La journaliste libanaise Dima Sadek. Photo D.R.

Un dignitaire chiite évoque la « crucifixion » et « l’amputation » de Dima Sadek

OLJ 08/12/2019

 

 

 

 

La journaliste libanaise Dima Sadek, qui fait désormais l’objet d’une campagne de cyber-harcèlement et qui subit de nombreuses menaces de la part des partisans du Hezbollah et du mouvement Amal, surtout depuis le depuis le début de la révolte populaire du 17 octobre, a dénoncé samedi une « incitation au meurtre », suite aux propos tenus par un dignitaire chiite, qui avait évoqué sa « crucifixion » et son « amputation en vertu de la charia », provoquant une nouvelle polémique.

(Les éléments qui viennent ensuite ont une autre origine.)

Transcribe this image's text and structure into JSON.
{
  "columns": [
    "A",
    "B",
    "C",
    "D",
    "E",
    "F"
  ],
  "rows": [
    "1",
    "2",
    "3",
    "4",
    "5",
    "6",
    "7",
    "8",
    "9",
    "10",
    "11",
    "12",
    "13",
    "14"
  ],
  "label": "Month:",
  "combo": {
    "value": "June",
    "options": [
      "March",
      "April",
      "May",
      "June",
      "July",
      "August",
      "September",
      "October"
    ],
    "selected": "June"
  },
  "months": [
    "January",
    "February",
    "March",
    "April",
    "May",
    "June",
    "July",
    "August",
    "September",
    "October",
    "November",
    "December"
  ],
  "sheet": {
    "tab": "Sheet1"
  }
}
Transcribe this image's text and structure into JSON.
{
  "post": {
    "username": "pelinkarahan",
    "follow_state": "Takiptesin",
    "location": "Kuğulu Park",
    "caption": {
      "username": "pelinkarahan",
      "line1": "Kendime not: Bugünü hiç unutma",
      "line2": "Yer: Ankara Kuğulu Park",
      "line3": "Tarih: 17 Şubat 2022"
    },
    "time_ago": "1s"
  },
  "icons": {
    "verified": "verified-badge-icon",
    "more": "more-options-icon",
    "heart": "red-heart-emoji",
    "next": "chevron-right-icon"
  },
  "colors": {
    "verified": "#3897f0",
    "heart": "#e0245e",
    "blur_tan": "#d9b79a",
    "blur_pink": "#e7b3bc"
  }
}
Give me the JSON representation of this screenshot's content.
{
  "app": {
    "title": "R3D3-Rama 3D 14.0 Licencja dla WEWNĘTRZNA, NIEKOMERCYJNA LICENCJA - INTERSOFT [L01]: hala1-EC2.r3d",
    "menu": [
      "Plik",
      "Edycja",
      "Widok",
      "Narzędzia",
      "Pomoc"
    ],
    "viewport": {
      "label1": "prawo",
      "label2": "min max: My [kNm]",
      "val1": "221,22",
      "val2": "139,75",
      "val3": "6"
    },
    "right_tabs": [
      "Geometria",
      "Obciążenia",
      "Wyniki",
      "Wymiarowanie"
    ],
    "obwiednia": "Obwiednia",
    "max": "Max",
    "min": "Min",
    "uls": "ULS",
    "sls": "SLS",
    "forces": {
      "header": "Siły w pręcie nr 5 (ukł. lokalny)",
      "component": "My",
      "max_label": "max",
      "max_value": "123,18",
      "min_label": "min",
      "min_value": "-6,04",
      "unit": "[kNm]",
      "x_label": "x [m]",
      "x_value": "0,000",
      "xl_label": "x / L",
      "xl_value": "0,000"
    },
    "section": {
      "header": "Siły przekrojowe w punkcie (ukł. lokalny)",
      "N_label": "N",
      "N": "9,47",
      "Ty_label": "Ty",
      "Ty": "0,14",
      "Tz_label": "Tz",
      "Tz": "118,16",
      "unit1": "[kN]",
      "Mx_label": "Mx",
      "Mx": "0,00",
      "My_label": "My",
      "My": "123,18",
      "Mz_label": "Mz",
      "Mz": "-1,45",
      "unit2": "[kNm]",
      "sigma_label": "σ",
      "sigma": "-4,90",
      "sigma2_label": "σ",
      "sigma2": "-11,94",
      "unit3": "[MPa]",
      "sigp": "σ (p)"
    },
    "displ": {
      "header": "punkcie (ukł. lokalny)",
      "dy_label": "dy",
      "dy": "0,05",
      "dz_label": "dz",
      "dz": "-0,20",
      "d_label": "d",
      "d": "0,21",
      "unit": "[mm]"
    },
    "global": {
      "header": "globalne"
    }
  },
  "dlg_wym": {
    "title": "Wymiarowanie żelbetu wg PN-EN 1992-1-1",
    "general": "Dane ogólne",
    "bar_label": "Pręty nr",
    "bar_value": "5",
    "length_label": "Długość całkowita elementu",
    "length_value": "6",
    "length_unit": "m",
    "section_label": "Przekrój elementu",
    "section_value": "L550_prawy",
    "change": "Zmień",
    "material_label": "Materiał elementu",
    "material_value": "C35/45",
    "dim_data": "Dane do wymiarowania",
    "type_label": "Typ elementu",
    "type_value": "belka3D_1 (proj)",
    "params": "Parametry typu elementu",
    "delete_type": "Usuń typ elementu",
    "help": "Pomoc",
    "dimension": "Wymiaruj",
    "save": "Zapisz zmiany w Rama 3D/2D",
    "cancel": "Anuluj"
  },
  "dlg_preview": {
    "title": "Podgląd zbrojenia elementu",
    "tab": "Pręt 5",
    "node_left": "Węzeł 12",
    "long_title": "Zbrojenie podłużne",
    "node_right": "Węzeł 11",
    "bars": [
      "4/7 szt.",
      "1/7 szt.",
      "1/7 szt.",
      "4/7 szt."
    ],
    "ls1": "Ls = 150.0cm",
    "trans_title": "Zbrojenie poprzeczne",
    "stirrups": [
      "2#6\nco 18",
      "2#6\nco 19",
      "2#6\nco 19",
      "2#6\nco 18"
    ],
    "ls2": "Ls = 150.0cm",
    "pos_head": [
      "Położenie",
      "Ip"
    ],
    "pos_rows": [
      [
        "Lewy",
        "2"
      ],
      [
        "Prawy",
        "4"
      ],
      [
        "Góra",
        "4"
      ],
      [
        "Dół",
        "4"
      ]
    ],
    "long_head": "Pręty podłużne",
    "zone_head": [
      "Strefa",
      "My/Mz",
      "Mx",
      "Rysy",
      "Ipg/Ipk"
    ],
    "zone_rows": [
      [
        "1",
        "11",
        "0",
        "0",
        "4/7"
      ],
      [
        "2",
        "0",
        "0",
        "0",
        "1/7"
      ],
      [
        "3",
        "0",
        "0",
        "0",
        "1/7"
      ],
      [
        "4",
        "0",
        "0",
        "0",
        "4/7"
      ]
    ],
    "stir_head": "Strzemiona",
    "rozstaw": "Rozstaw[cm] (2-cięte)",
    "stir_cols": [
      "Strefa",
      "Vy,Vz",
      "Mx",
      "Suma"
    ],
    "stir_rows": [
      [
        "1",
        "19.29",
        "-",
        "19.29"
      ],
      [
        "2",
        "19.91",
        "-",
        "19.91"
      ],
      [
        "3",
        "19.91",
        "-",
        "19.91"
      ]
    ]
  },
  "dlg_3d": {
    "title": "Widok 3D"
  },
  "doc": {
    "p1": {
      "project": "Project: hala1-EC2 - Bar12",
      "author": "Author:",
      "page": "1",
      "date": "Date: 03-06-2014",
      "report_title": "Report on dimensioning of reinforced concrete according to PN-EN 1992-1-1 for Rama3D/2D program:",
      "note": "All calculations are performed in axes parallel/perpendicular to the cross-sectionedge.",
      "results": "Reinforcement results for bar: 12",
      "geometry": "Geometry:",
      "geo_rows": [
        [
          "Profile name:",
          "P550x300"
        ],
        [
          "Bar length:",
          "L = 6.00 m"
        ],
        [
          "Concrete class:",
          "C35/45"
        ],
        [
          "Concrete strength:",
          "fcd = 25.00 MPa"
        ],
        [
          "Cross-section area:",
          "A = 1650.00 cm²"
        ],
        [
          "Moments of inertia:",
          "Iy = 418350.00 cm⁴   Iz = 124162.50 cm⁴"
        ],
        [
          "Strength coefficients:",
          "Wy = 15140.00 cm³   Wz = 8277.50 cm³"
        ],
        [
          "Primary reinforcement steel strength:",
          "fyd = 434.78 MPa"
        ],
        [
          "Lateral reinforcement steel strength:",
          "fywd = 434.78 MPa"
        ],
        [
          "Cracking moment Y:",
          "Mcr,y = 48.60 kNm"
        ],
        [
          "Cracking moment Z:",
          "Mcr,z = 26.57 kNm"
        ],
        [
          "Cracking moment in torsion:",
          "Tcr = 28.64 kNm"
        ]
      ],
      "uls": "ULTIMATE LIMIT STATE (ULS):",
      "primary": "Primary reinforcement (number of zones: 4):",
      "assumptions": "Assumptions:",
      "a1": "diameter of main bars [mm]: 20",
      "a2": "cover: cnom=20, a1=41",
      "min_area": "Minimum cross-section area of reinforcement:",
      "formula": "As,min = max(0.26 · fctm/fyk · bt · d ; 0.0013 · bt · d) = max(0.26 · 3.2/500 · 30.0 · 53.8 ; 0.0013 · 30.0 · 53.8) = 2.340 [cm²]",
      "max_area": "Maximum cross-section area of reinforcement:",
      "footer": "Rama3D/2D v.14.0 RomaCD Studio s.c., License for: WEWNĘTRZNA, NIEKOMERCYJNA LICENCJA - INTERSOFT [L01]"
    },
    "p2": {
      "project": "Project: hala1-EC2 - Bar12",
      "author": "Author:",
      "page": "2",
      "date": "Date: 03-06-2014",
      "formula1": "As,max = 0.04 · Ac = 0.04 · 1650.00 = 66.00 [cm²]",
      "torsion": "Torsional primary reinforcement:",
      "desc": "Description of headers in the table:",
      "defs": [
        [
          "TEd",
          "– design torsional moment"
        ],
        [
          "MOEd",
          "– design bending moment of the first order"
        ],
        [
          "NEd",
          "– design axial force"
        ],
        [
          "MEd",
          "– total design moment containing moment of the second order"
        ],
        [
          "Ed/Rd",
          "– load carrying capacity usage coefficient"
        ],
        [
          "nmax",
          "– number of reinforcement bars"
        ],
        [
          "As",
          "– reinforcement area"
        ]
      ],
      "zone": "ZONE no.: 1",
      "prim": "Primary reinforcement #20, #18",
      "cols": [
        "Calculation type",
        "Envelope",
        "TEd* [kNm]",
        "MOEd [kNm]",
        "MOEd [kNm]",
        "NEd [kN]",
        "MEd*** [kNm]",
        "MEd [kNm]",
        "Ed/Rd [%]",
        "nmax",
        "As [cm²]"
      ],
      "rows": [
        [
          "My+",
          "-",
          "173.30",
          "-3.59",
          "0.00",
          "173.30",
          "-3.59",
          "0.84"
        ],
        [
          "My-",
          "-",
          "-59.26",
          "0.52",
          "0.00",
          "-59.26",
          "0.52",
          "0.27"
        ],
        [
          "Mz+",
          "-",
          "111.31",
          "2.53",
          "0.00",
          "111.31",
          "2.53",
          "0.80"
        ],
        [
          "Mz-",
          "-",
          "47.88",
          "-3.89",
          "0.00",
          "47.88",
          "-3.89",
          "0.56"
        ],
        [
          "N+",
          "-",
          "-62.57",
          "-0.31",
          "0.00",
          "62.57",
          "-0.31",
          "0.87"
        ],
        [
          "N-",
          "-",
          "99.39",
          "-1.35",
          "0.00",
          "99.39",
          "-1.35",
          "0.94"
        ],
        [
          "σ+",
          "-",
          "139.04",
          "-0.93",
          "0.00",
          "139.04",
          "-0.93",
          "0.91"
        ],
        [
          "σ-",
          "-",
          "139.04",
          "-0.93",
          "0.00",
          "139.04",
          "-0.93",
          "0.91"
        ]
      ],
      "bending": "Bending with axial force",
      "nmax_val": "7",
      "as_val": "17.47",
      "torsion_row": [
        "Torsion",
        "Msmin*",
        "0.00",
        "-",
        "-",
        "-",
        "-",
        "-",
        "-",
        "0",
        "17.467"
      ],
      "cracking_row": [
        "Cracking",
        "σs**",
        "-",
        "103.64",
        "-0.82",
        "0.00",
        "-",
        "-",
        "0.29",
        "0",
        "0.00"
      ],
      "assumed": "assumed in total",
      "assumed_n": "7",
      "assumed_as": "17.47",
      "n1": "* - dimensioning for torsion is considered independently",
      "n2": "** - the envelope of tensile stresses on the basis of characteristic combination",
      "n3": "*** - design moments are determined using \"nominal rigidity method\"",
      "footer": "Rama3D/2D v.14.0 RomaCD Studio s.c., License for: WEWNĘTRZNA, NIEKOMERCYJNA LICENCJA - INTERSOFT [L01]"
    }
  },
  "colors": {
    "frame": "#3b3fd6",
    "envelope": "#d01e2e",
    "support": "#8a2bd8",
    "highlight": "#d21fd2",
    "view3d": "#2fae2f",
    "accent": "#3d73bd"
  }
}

Tout commence le 25 novembre au soir, lorsque la journaliste, qui était présente lors d’une manifestation contre le pouvoir sur la voie-express du Ring à Beyrouth, se fait voler son portable, devant les caméras en direct, par un homme vraisemblablement partisan du Hezbollah ou d’Amal, que la journaliste critique régulièrement.

Le lendemain, Dima Sadek, vedette de la LBCI, annonce sa démission de la chaîne télévisée, affirmant avoir été mise à l’écart par la direction de la chaîne en raison de ses tweets au sujet de la présidence de la République.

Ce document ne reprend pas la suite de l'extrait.